I think we're getting off the point here. Maltese was still a trained animator before he became a cartoon writer - he wasn't some schmoe off the street who'd given up a career in some wildly different profession. And if the guy had no drawing talent, how was he able to advance from cell painter to in-betweener? You're making a heck of an assumption there IMO. Not to mention that "writer first, cartoonist second" jazz. I quoted from a well-researched book how Maltese's career progressed, and here's a more direct quote from it:
Maltese left the Fleischer studio in 1936. Having risen from opaquer to inbetweener by early in that year, he wanted to become an assistant animator and was, by his entirely believable account, fired for trying to advance too rapidly at what was by then a heavily stratified operation. After two months at the Jam Handy industrial-film studio in Detroit, he moved to Hollywood in April 1937 and joined the Schlesinger staff as an inbetweener in May.

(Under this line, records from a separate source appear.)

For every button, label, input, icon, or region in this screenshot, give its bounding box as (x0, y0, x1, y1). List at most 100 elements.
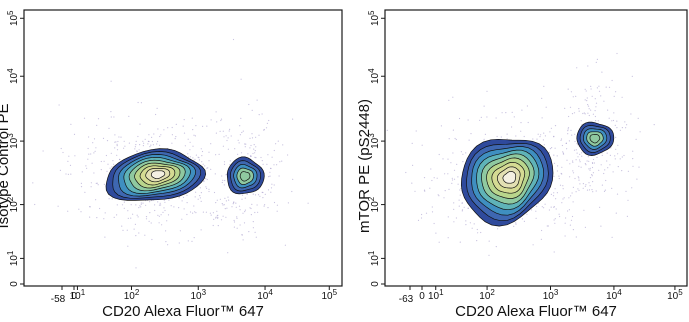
event-dot (266, 122, 268, 124)
event-dot (535, 210, 537, 212)
event-dot (513, 116, 515, 118)
event-dot (621, 156, 623, 158)
event-dot (604, 189, 607, 191)
event-dot (616, 127, 618, 129)
event-dot (228, 199, 230, 201)
event-dot (273, 164, 275, 166)
event-dot (257, 211, 259, 213)
event-dot (386, 129, 388, 131)
event-dot (132, 213, 134, 215)
event-dot (235, 206, 237, 208)
event-dot (577, 156, 579, 158)
event-dot (536, 205, 538, 208)
event-dot (444, 173, 446, 175)
event-dot (476, 228, 478, 231)
event-dot (595, 120, 597, 122)
event-dot (220, 119, 222, 122)
event-dot (580, 120, 582, 122)
event-dot (459, 189, 461, 191)
event-dot (86, 167, 88, 169)
event-dot (194, 211, 196, 213)
event-dot (215, 154, 217, 156)
event-dot (262, 191, 264, 194)
event-dot (187, 240, 189, 242)
event-dot (192, 129, 194, 131)
event-dot (520, 130, 522, 132)
event-dot (240, 152, 243, 154)
event-dot (171, 142, 173, 144)
event-dot (242, 130, 244, 132)
event-dot (467, 207, 469, 209)
event-dot (119, 159, 121, 161)
event-dot (221, 203, 223, 205)
event-dot (561, 144, 564, 147)
event-dot (128, 142, 130, 144)
event-dot (152, 144, 154, 146)
event-dot (165, 230, 167, 232)
event-dot (573, 112, 576, 114)
event-dot (254, 152, 256, 154)
event-dot (447, 158, 449, 160)
event-dot (625, 190, 627, 192)
event-dot (210, 168, 212, 170)
event-dot (186, 213, 188, 216)
event-dot (569, 106, 572, 108)
event-dot (239, 209, 241, 211)
event-dot (553, 251, 555, 253)
event-dot (448, 99, 450, 101)
event-dot (287, 202, 289, 204)
event-dot (589, 177, 592, 179)
event-dot (567, 210, 569, 212)
event-dot (110, 152, 112, 154)
event-dot (145, 204, 147, 206)
event-dot (572, 96, 574, 98)
event-dot (610, 147, 612, 149)
event-dot (486, 90, 488, 92)
event-dot (144, 234, 146, 236)
event-dot (615, 148, 617, 150)
event-dot (210, 119, 212, 121)
y-tick-label: 105 (6, 10, 20, 26)
event-dot (586, 97, 588, 99)
event-dot (480, 231, 482, 234)
event-dot (458, 117, 461, 120)
event-dot (157, 128, 159, 130)
event-dot (244, 143, 246, 145)
event-dot (170, 205, 172, 207)
event-dot (192, 157, 194, 159)
event-dot (96, 217, 98, 219)
event-dot (588, 189, 591, 191)
event-dot (488, 254, 490, 256)
event-dot (85, 165, 87, 167)
event-dot (578, 108, 580, 110)
event-dot (95, 147, 97, 149)
event-dot (554, 222, 556, 224)
event-dot (458, 205, 460, 207)
event-dot (539, 136, 541, 138)
event-dot (224, 208, 226, 210)
event-dot (173, 206, 175, 208)
event-dot (591, 166, 594, 169)
event-dot (554, 147, 556, 149)
event-dot (609, 154, 612, 156)
event-dot (572, 186, 575, 188)
event-dot (192, 212, 194, 214)
event-dot (253, 148, 255, 150)
contour-level (502, 170, 517, 184)
event-dot (556, 170, 559, 172)
event-dot (453, 169, 456, 171)
event-dot (233, 219, 235, 222)
event-dot (140, 203, 142, 205)
event-dot (237, 139, 239, 141)
event-dot (150, 222, 152, 224)
event-dot (578, 177, 580, 179)
event-dot (234, 148, 236, 150)
event-dot (636, 178, 638, 180)
event-dot (291, 190, 293, 193)
event-dot (568, 140, 571, 142)
event-dot (163, 199, 165, 201)
event-dot (453, 202, 455, 204)
event-dot (198, 159, 200, 161)
event-dot (571, 192, 573, 194)
event-dot (140, 202, 142, 204)
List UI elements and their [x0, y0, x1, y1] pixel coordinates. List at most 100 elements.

Maltese was still trying to become an animator...when he was pushed into the story department in August 1939, he said because "the front office" was impressed by the comic pieces he wrote for the Exposure Sheet, the studio's newsletter.
Doesn't sound like the guy's ultimate dream was to be a writer. Sounds like and I quote, he was pushed into it. Which I think perfectly illustrates my original point: he was a cartoonist first, writer second, in every sense of the phrase.